Außer den bekannten Flügen britischer Diplomaten in Augenblicken höchster Gefahr, in Krisen, die entstanden waren, weil man das deutsche Volk auf einen zu engen Raum zusammengepreßt hatte, machte die demokratische Staatskunst keinen ernstlichen Versuch, die Ursachen der drohenden Explosion zu beseitigen. Sie schlug im Gegenteil all die verschiedenen Abrüstungsvorschläge Deutschlands in den Wind, Vorschläge, die von der Geschichte verzeichnet sind und nicht abgeleugnet werden können. Deutschland hatte schwerwiegende Gründe zu Beschwerden über seine Beschränkung auf zu engem Raume ohne ausreichende Rohstoffquellen. Verstand und Gerechtigkeit verlangen, daß wenigstens der Versuch gemacht werde, diese Beschwerdegründe zu beseitigen. Auch wenn man den Verdacht hatte, daß Deutschland in Wirklichkeit nicht die Wohlfahrt seiner Bevölkerung, sondern Weltherrschaft anstrebte, hätte kein Versuch einer friedlichen Regelung unterlassen werden dürfen. Gleichzeitig mußte freilich die gewonnene Zeit benutzt werden, die ungeheuren industriellen Machtmittel so auszubauen, daß die Rüstung der drei Westmächte jede Angriffsabsicht Deutschlands - falls sie tatsächlich bestehen sollte - im Keim ersticken konnte.
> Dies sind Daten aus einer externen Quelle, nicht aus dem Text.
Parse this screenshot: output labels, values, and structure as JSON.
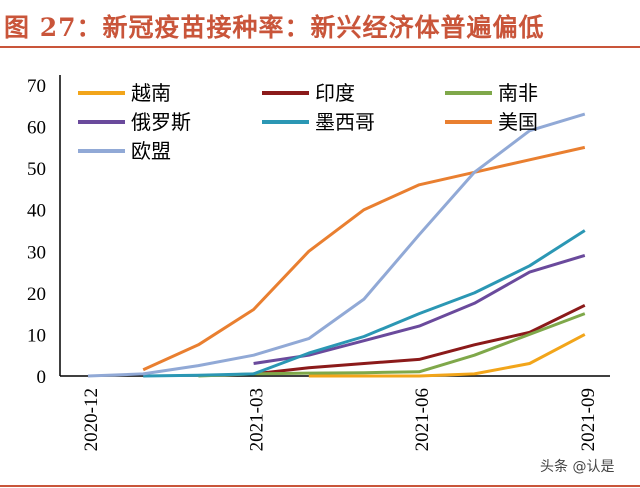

Wäre es dennoch zu einem Krieg gekommen, dann hätte er dank der Rüstungsübermacht der westlichen Verbündeten nicht annähernd so lange gedauert und nur einen Bruchteil der Opfer an Menschenleben und Kulturwerten verursacht, die der Zweite Weltkrieg, dieses Ergebnis langhingeschleppten Wirrwarrs, das die Demokratien Politik und Vorbereitung nannten, erforderte.

Der Verfasser ist jedoch heute genau so wie damals davon überzeugt, daß ein ehrliches Bemühen um einen Ausgleich Erfolg gebracht hätte, und daß die freie und natürliche Einigung Großbritanniens und Deutschlands Europa und der Welt zum Vorteil gereicht hätte."


2. Robert Boothby, der englische Vertreter in Straßburg, in Europa vor der Entscheidung:

"Deshalb war unser Erstaunen groß, als Chamberlain uns am 31. März von unserem bedingungslosen und einseitigen Garantieversprechen an Polen in Kenntnis setze. Ich war damals und bin noch heute der Auffassung, daß dies mangels eines festen Bündnisses mit Rußland ein Akt des Wahnsinns war, denn wir gaben damit ein weitgehendes Versprechen, bei dem von vornherein feststand, daß wir es nicht halten konnten. Lloyd George stellte sofort die Frage, ob der Generalstab seine Zustimmung dazu gegeben habe, daß wir uns zur Verteidigung eines Landes verpflichteten, welches völlig unerreichbar für uns sei. Er bekam keine Antwort.

Polen fiel dem Blitzkrieg im Laufe von drei Wochen zum Opfer. Wir rührten keinen Finger - und kein Flugzeug - zu seiner Hilfe. Wie sollten wir? Nicht einmal ein Gefühl für die Dringlichkeit der Lage war zu spüren."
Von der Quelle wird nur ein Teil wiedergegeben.